Background: People with anorexia nervosa (AN) exhibit a strong aversion to eating calorically dense foods, especially those high in fat. It has previously been reported that these patients display altered metabolism of fatty acids, however it is unclear if these metabolic disturbances represent a primary biological substrate underlying predisposition to restrictive eating behaviors or occur secondarily to malnutrition.

Methods: We report the frequency of rare (minor allele frequency < 1%), damaging (CADD > 15) mutations in the BBOX1 gene of 183 patients with anorexia nervosa who received whole exome sequencing (WES) as part of their psychiatric evaluation. The observed frequency from our cohort was then compared to the rate of rare, damaging mutations in BBOX1 reported in the gnomAD database to determine if there was an excessive burden of damaging mutations.

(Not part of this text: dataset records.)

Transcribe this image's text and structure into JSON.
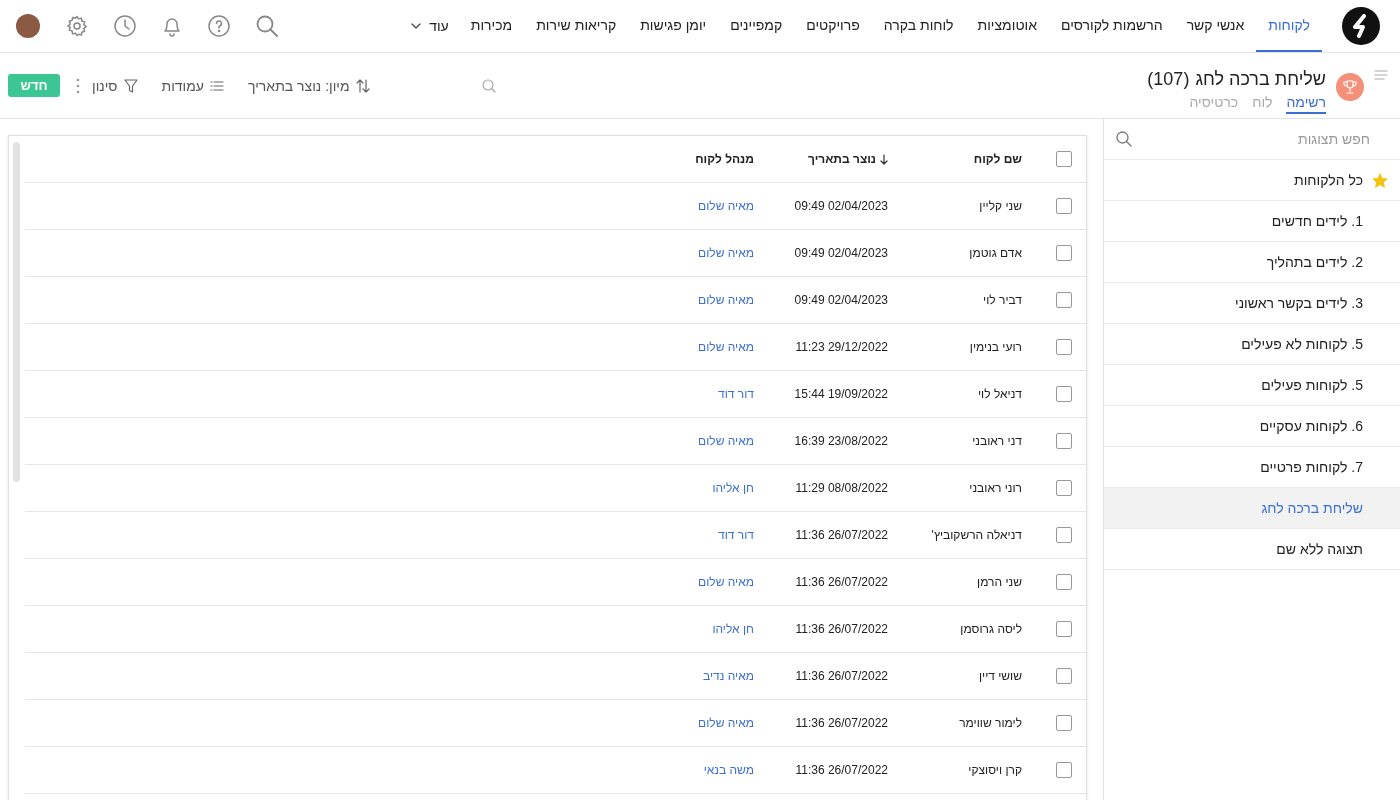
{
  "nav": {
    "items": [
      {
        "label": "לקוחות",
        "selected": true
      },
      {
        "label": "אנשי קשר",
        "selected": false
      },
      {
        "label": "הרשמות לקורסים",
        "selected": false
      },
      {
        "label": "אוטומציות",
        "selected": false
      },
      {
        "label": "לוחות בקרה",
        "selected": false
      },
      {
        "label": "פרויקטים",
        "selected": false
      },
      {
        "label": "קמפיינים",
        "selected": false
      },
      {
        "label": "יומן פגישות",
        "selected": false
      },
      {
        "label": "קריאות שירות",
        "selected": false
      },
      {
        "label": "מכירות",
        "selected": false
      }
    ],
    "more": "עוד"
  },
  "header": {
    "title": "שליחת ברכה לחג",
    "count": "(107)",
    "view_tabs": [
      {
        "label": "רשימה",
        "selected": true
      },
      {
        "label": "לוח",
        "selected": false
      },
      {
        "label": "כרטיסיה",
        "selected": false
      }
    ]
  },
  "toolbar": {
    "sort_label": "מיון: נוצר בתאריך",
    "columns_label": "עמודות",
    "filter_label": "סינון",
    "new_button": "חדש"
  },
  "sidebar": {
    "search": {
      "placeholder": "חפש תצוגות"
    },
    "items": [
      {
        "label": "כל הלקוחות",
        "selected": false,
        "starred": true
      },
      {
        "label": "1. לידים חדשים",
        "selected": false,
        "starred": false
      },
      {
        "label": "2. לידים בתהליך",
        "selected": false,
        "starred": false
      },
      {
        "label": "3. לידים בקשר ראשוני",
        "selected": false,
        "starred": false
      },
      {
        "label": "5. לקוחות לא פעילים",
        "selected": false,
        "starred": false
      },
      {
        "label": "5. לקוחות פעילים",
        "selected": false,
        "starred": false
      },
      {
        "label": "6. לקוחות עסקיים",
        "selected": false,
        "starred": false
      },
      {
        "label": "7. לקוחות פרטיים",
        "selected": false,
        "starred": false
      },
      {
        "label": "שליחת ברכה לחג",
        "selected": true,
        "starred": false
      },
      {
        "label": "תצוגה ללא שם",
        "selected": false,
        "starred": false
      }
    ]
  },
  "table": {
    "select_all_checked": false,
    "columns": [
      {
        "label": "שם לקוח",
        "sorted": false
      },
      {
        "label": "נוצר בתאריך",
        "sorted": true
      },
      {
        "label": "מנהל לקוח",
        "sorted": false
      }
    ],
    "rows": [
      {
        "checked": false,
        "name": "שני קליין",
        "created": "02/04/2023 09:49",
        "manager": "מאיה שלום"
      },
      {
        "checked": false,
        "name": "אדם גוטמן",
        "created": "02/04/2023 09:49",
        "manager": "מאיה שלום"
      },
      {
        "checked": false,
        "name": "דביר לוי",
        "created": "02/04/2023 09:49",
        "manager": "מאיה שלום"
      },
      {
        "checked": false,
        "name": "רועי בנימין",
        "created": "29/12/2022 11:23",
        "manager": "מאיה שלום"
      },
      {
        "checked": false,
        "name": "דניאל לוי",
        "created": "19/09/2022 15:44",
        "manager": "דור דוד"
      },
      {
        "checked": false,
        "name": "דני ראובני",
        "created": "23/08/2022 16:39",
        "manager": "מאיה שלום"
      },
      {
        "checked": false,
        "name": "רוני ראובני",
        "created": "08/08/2022 11:29",
        "manager": "חן אליהו"
      },
      {
        "checked": false,
        "name": "דניאלה הרשקוביץ'",
        "created": "26/07/2022 11:36",
        "manager": "דור דוד"
      },
      {
        "checked": false,
        "name": "שני הרמן",
        "created": "26/07/2022 11:36",
        "manager": "מאיה שלום"
      },
      {
        "checked": false,
        "name": "ליסה גרוסמן",
        "created": "26/07/2022 11:36",
        "manager": "חן אליהו"
      },
      {
        "checked": false,
        "name": "שושי דיין",
        "created": "26/07/2022 11:36",
        "manager": "מאיה נדיב"
      },
      {
        "checked": false,
        "name": "לימור שווימר",
        "created": "26/07/2022 11:36",
        "manager": "מאיה שלום"
      },
      {
        "checked": false,
        "name": "קרן ויסוצקי",
        "created": "26/07/2022 11:36",
        "manager": "משה בנאי"
      }
    ]
  }
}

Results: The 11-27127338-G-A single nucleotide polymorphism in BBOX1 was observed to be shared by four sisters with a history of AN. Subsequent analysis found that this variant was also present in five out of 182 patients who had WES results. Six more unrelated patients out of 182 were found to have one of five additional rare, damaging mutations in BBOX1. In total, 12 out of 183 patients (6.6%) with AN were found to have a rare, damaging mutation in BBOX1 compared to an expected count of 4.4 (2.4%) from the gnomAD database (odds ratio 2.86; p = 0.0117).

Conclusions: Patients with a history of AN have an increased burden of rare, damaging mutations in the BBOX1 gene. Because BBOX1 is required for synthesis of carnitine, a nutrient required for transport of long-chain fatty acids into the mitochondria for beta-oxidation, this finding suggests that impaired utilization of long-chain fatty acids may increase the risk of developing AN in a subset of patients. Identification of this group of patients by genetic or blood testing may lead to improved treatment outcomes and/or secondary prevention of relapse.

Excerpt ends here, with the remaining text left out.